Si l'action Alphabet, société-mère de Google, monte fortement en réaction aux solides résultats trimestriels attendus, le moteur de recherche pourrait ravir à Apple le titre de première capitalisation boursière mondiale.

Ce serait un pied-de-nez de l'histoire à la fois à Apple et à Exxon Mobil, qui, comme Google, publiera ses trimestriels la semaine prochaine, dans la mesure où Apple avait délogé le groupe pétrolier lorsqu'il avait atteint en 2011 le plus haut échelon de la richesse boursière.

Possible illustration d'un mouvement se portant des sociétés traditionnelles vers les fleurons de la high tech, Facebook a publié cette semaine un chiffre d'affaires en hausse de plus de 50%, tandis qu'un autre pétrolier, Chevron, a publié sa première perte trimestrielle en plus de 13 ans.

Un constat s'impose depuis plusieurs années: les sociétés battent généralement le consensus grâce à des réductions de coûts et à des rachats de titres. Mais lorsqu'il est question de leur chiffre d'affaires, elles sont beaucoup moins nombreuses à surprendre agréablement les analystes.

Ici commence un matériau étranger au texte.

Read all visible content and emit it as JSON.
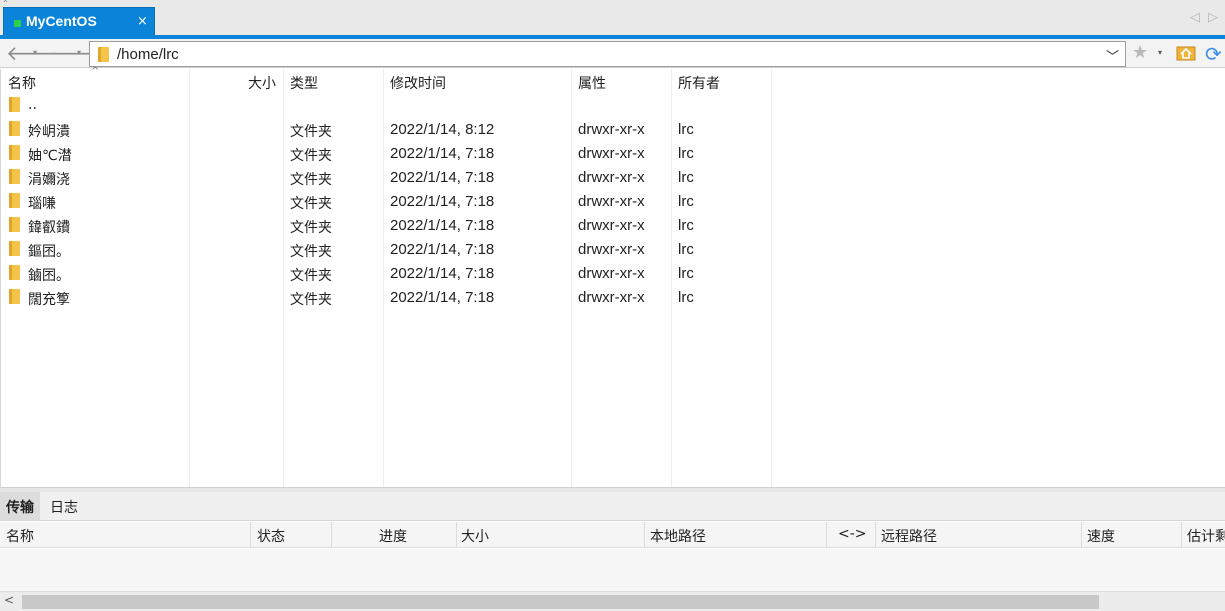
{
  "tab": {
    "title": "MyCentOS",
    "close": "×"
  },
  "nav": {
    "back": "🡐",
    "forward": "🡒",
    "drop": "▾"
  },
  "address": {
    "path": "/home/lrc",
    "dropdown": "﹀"
  },
  "icons": {
    "star": "★",
    "refresh": "⟳",
    "star_drop": "▾",
    "scroll_left": "◁",
    "scroll_right": "▷",
    "hscroll_left": "<"
  },
  "list": {
    "headers": {
      "name": "名称",
      "size": "大小",
      "type": "类型",
      "modified": "修改时间",
      "attributes": "属性",
      "owner": "所有者"
    },
    "rows": [
      {
        "name": "..",
        "type": "",
        "modified": "",
        "attributes": "",
        "owner": ""
      },
      {
        "name": "妗岄潰",
        "type": "文件夹",
        "modified": "2022/1/14, 8:12",
        "attributes": "drwxr-xr-x",
        "owner": "lrc"
      },
      {
        "name": "妯℃澘",
        "type": "文件夹",
        "modified": "2022/1/14, 7:18",
        "attributes": "drwxr-xr-x",
        "owner": "lrc"
      },
      {
        "name": "涓嬭浇",
        "type": "文件夹",
        "modified": "2022/1/14, 7:18",
        "attributes": "drwxr-xr-x",
        "owner": "lrc"
      },
      {
        "name": "瑙嗛",
        "type": "文件夹",
        "modified": "2022/1/14, 7:18",
        "attributes": "drwxr-xr-x",
        "owner": "lrc"
      },
      {
        "name": "鍏叡鐨",
        "type": "文件夹",
        "modified": "2022/1/14, 7:18",
        "attributes": "drwxr-xr-x",
        "owner": "lrc"
      },
      {
        "name": "鏂囨。",
        "type": "文件夹",
        "modified": "2022/1/14, 7:18",
        "attributes": "drwxr-xr-x",
        "owner": "lrc"
      },
      {
        "name": "鏀囨。",
        "type": "文件夹",
        "modified": "2022/1/14, 7:18",
        "attributes": "drwxr-xr-x",
        "owner": "lrc"
      },
      {
        "name": "闊充箰",
        "type": "文件夹",
        "modified": "2022/1/14, 7:18",
        "attributes": "drwxr-xr-x",
        "owner": "lrc"
      }
    ]
  },
  "panel": {
    "tabs": [
      "传输",
      "日志"
    ],
    "columns": [
      "名称",
      "状态",
      "进度",
      "大小",
      "本地路径",
      "<->",
      "远程路径",
      "速度",
      "估计剩"
    ]
  }
}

C'est peut-être la raison pour laquelle les investisseurs ne réagissent pas autant aux comptes des sociétés qu'ils le font à des événements macroéconomiques comme les fortunes économiques de la Chine ou les péripéties du marché pétrolier.

Certes, les investisseurs continuent de privilégier les valeurs qui dépassent les attentes et de liquider celles qui déçoivent mais les écarts ne sont plus aussi importants, observe Jonathan Gould (RBC Capital Markets).